Le second enjeu est celui de la complexité des situations de travail. Sur base de quels critères focaliser son attention, notamment en matière de prévention des incidents, face à la variété des informations traitées et émises par des robots ? Comment anticiper le comportement d’un robot mobile ? Comment concevoir des espaces de travail sécurisés, où évoluent à la fois des robots et des humains? Que veut dire collaborer avec un robot? La collaboration entre humains repose souvent sur la définition d’objectifs communs à atteindre ensemble, mais qu’en est-il d’objectifs communs entre des robots et des travailleurs? Ces questions concernent bien davantage des choix en matière d’organisation du travail que les performances intrinsèques de la technologie.

Enfin, un troisième enjeu est celui des interfaces intuitives dans l’interaction entre un travailleur et un robot : non seulement des interfaces tactiles comme celles des smartphones, mais aussi des gestes, des expressions verbales, des réactions émotionnelles, des mouvements spontanés. La programmation intuitive, qui repose sur une démonstration par le travailleur et une imitation par le robot, remet en question la distinction classique entre connaissances codifiables et connaissances tacites. Dans certains cas, comme l’utilisation d’exosquelettes (lire l’article p. 27), c’est-à-dire de robots qui viennent se greffer sur le corps humain, les interfaces prennent des formes inédites. Ces robots peuvent soulager la pénibilité de certaines tâches mais leur usage nécessite une refonte des méthodes d’évaluation de la sécurité au travail.

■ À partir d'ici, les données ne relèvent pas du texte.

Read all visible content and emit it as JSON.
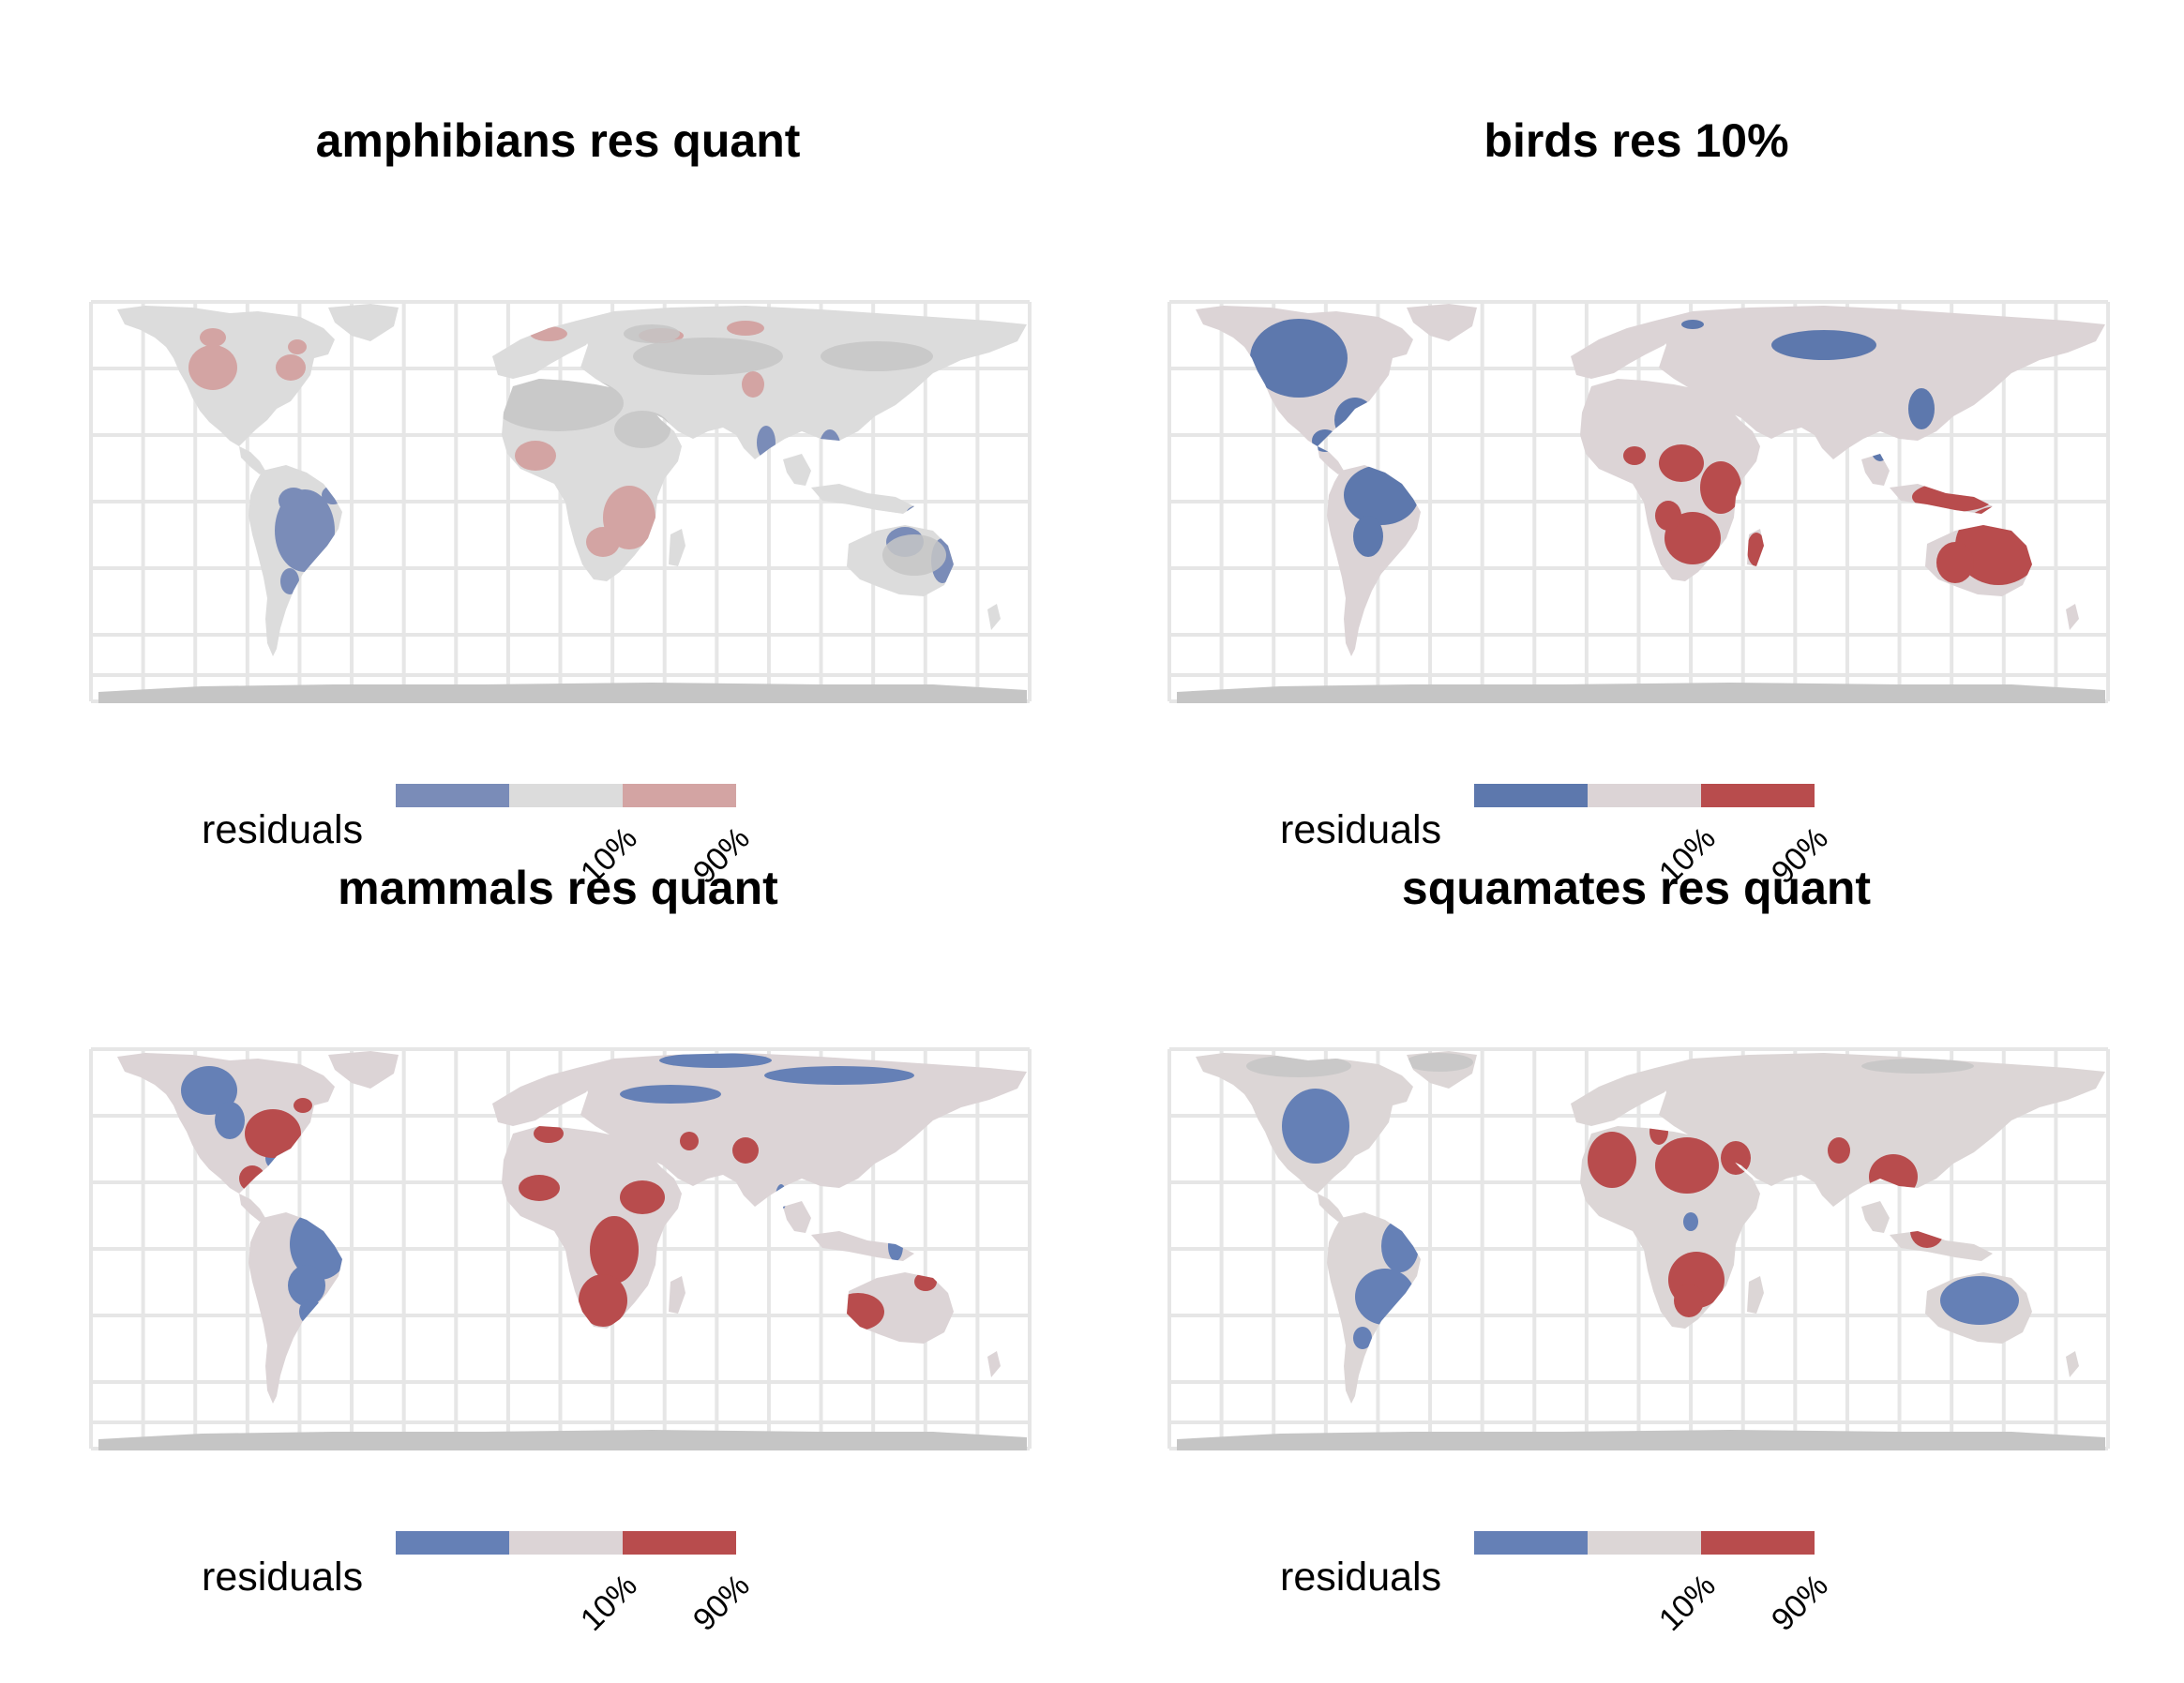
{
  "legend": {
    "title": "residuals",
    "ticks": [
      "10%",
      "90%"
    ]
  },
  "colors": {
    "grid": "#e6e6e6",
    "no_data": "#c5c5c5"
  },
  "panels": [
    {
      "title": "amphibians res quant",
      "colors": {
        "low": "#7a8cb8",
        "mid": "#dcdcdc",
        "high": "#d3a4a3"
      }
    },
    {
      "title": "birds res 10%",
      "colors": {
        "low": "#5d78ad",
        "mid": "#dcd4d6",
        "high": "#b84c4d"
      }
    },
    {
      "title": "mammals res quant",
      "colors": {
        "low": "#6580b6",
        "mid": "#dcd4d6",
        "high": "#b84c4d"
      }
    },
    {
      "title": "squamates res quant",
      "colors": {
        "low": "#6580b6",
        "mid": "#dcd6d6",
        "high": "#b84c4d"
      }
    }
  ]
}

Face à ces défis, certains auteurs plaident en faveur d’une "robotique inclusive". Il s’agit notamment de développer des pratiques d’innovation bottom-up, où les concepteurs des technologies et les utilisateurs finaux collaborent pour trouver les formes optimales de répartition des tâches entre les humains et les robots. Il s’agit aussi de favoriser, notamment via la formation tout au long de la vie, une plus large autonomie destravailleurs et une meilleure maîtrise de leur environnement de travail, dans un contexte où le point d’équilibre entre les capacités des humains et celles des machines intelligentes se déplace constamment. Il s’agit enfin de décider quelles sont les tâches, les relations et les responsabilités qui doivent absolument rester, individuellement et collectivement, du ressort des travailleurs.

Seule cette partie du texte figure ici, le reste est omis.